What I started to write about was this deck guy said he has been working since December on a house in the middle of our sleepy village, which covers the same geographical area as San Francisco but has maybe 13,000 people in its wooded and rolling hills. “She turned on the water in the laundry room sink and went to Texas,” he explained in the understated way we admire in the South. The Texas border is maybe three hours away from us in Arkansas. If you are of a certain absent-minded age—mine—you can appreciate how this could happen. All too easily you can understand. The damage was $50,000. My wife and I have been speculating about when she remembered she left the water on.

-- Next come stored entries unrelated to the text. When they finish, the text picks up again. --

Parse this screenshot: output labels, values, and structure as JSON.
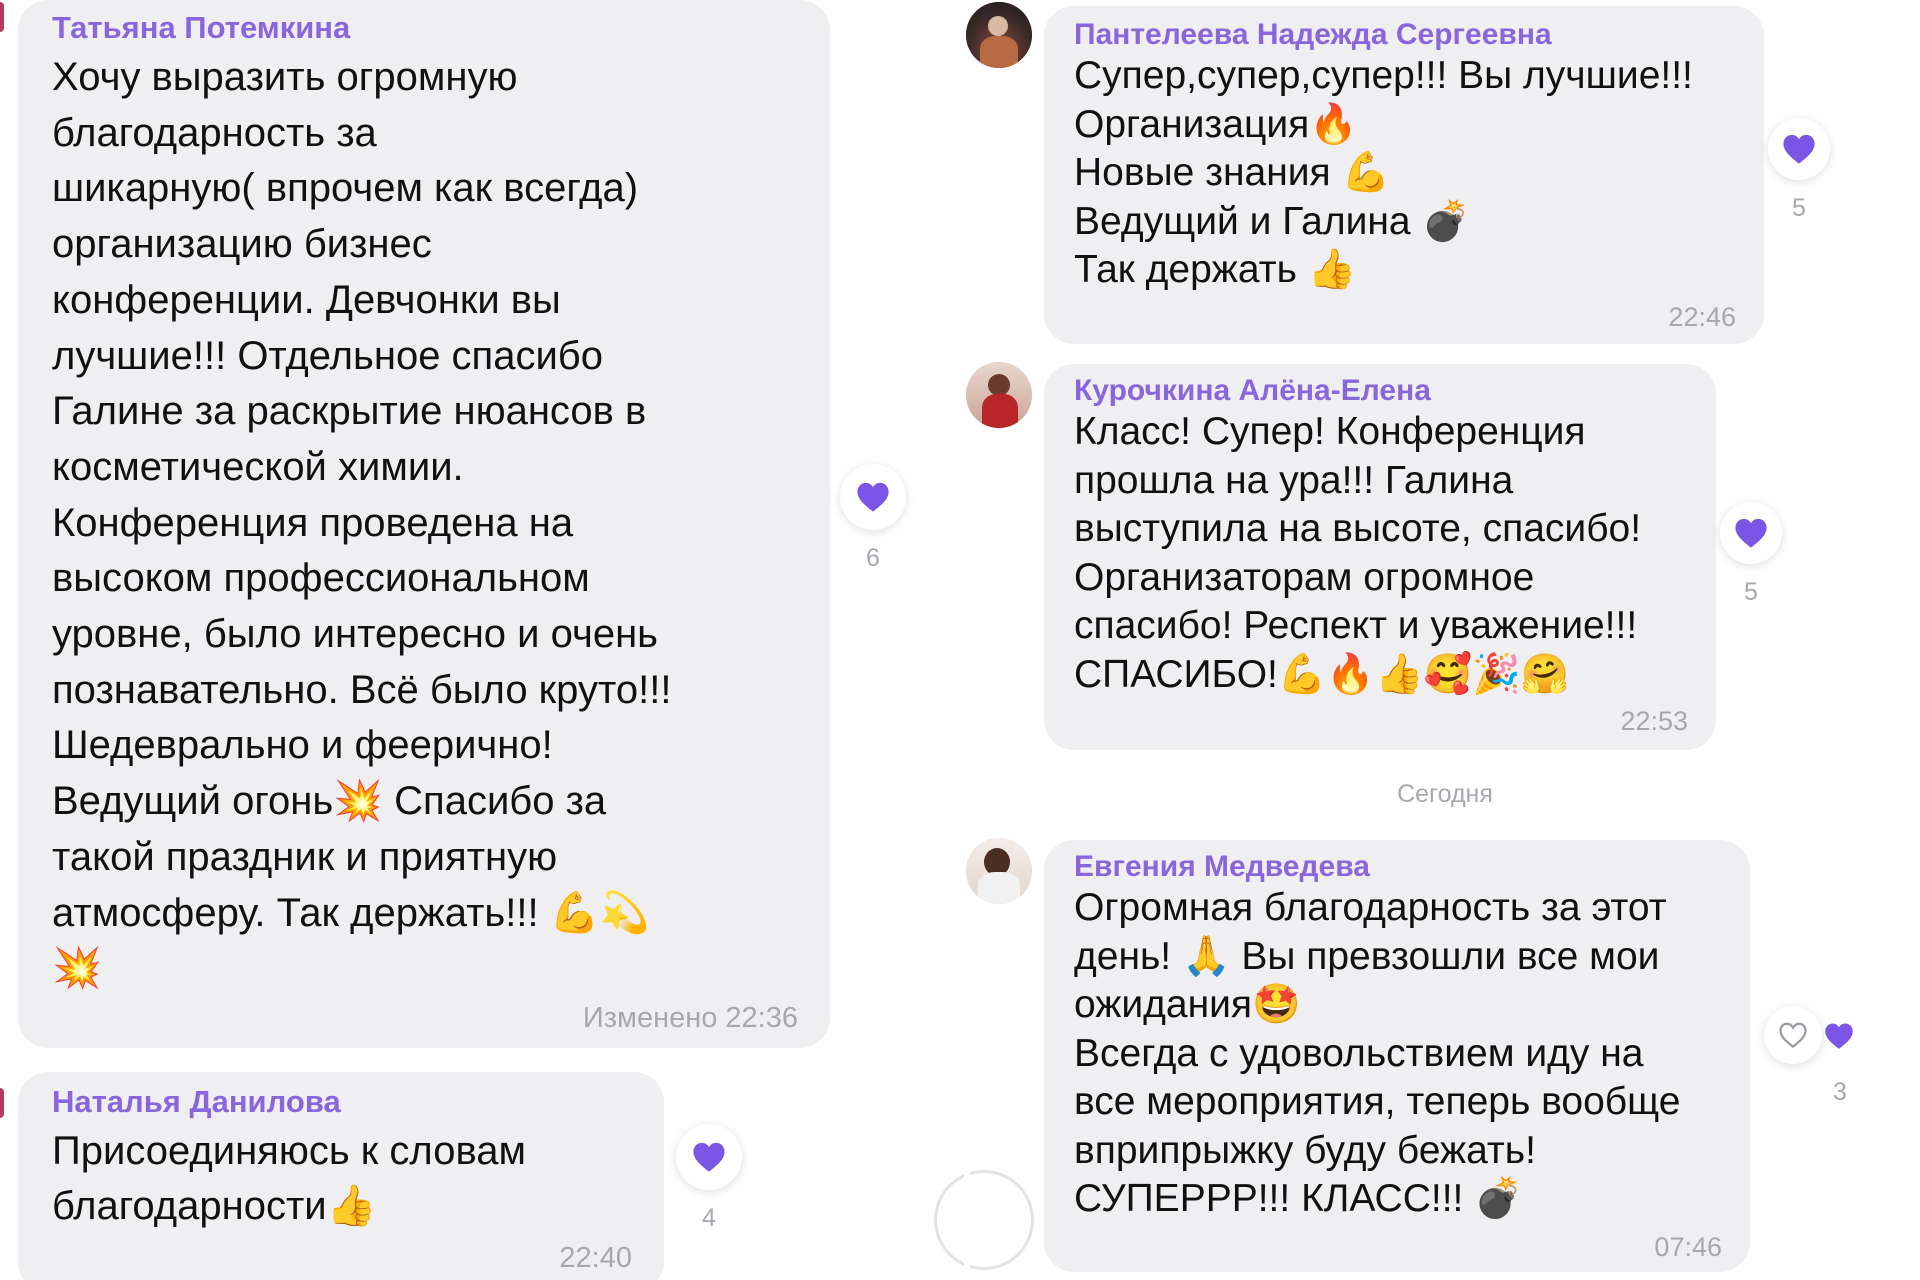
{
  "day_separator": "Сегодня",
  "messages": [
    {
      "sender": "Татьяна Потемкина",
      "text": "Хочу выразить огромную\nблагодарность за\nшикарную( впрочем как всегда)\nорганизацию бизнес\nконференции. Девчонки вы\nлучшие!!! Отдельное спасибо\nГалине за раскрытие нюансов в\nкосметической химии.\nКонференция проведена на\nвысоком профессиональном\nуровне, было интересно и очень\nпознавательно. Всё было круто!!!\nШедеврально и феерично!\nВедущий огонь💥 Спасибо за\nтакой праздник и приятную\nатмосферу. Так держать!!! 💪💫\n💥",
      "time": "Изменено  22:36",
      "reaction_count": "6"
    },
    {
      "sender": "Наталья Данилова",
      "text": "Присоединяюсь к словам\nблагодарности👍",
      "time": "22:40",
      "reaction_count": "4"
    },
    {
      "sender": "Пантелеева Надежда Сергеевна",
      "text": "Супер,супер,супер!!! Вы лучшие!!!\nОрганизация🔥\nНовые знания 💪\nВедущий и Галина 💣\nТак держать 👍",
      "time": "22:46",
      "reaction_count": "5"
    },
    {
      "sender": "Курочкина Алёна-Елена",
      "text": "Класс! Супер! Конференция\nпрошла на ура!!! Галина\nвыступила на высоте, спасибо!\nОрганизаторам огромное\nспасибо! Респект и уважение!!!\nСПАСИБО!💪🔥👍🥰🎉🤗",
      "time": "22:53",
      "reaction_count": "5"
    },
    {
      "sender": "Евгения Медведева",
      "text": "Огромная благодарность за этот\nдень! 🙏 Вы превзошли все мои\nожидания🤩\nВсегда с удовольствием иду на\nвсе мероприятия, теперь вообще\nвприпрыжку буду бежать!\nСУПЕРРР!!! КЛАСС!!! 💣",
      "time": "07:46",
      "reaction_count": "3"
    }
  ],
  "colors": {
    "bubble": "#efeff2",
    "sender_name": "#8a66dc",
    "heart": "#7b55e6",
    "muted_text": "#a7a7ad"
  },
  "icons": [
    "heart-icon",
    "heart-outline-icon",
    "avatar"
  ]
}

Maybe a neighbor saw water running down the hill.

This is proving to be an expensive year so far. We had to have all of our copper plumbing in the attic replaced after the pipes began having what plumbers call “pinhole leaks.” These are not normally detected until a part of your ceiling falls to the floor. Those are unhappy times, people. You have to locate the shutoff valve that leads from the street – do you know where yours is? –go out in the dead of night and turn a wheel sunk in a concrete hole and covered by an iron plate. I found a toad wintering on the wheel. Our new next- door neighbor tells me the new pipes are much more durable, good for up to a half a century. I’m glad we won’t be around to oversee that. You read about these Silicon Valley super-achievers who hope to transfer their minds to a cloud and thereby live forever. Does that appeal to you? If so, pass on by.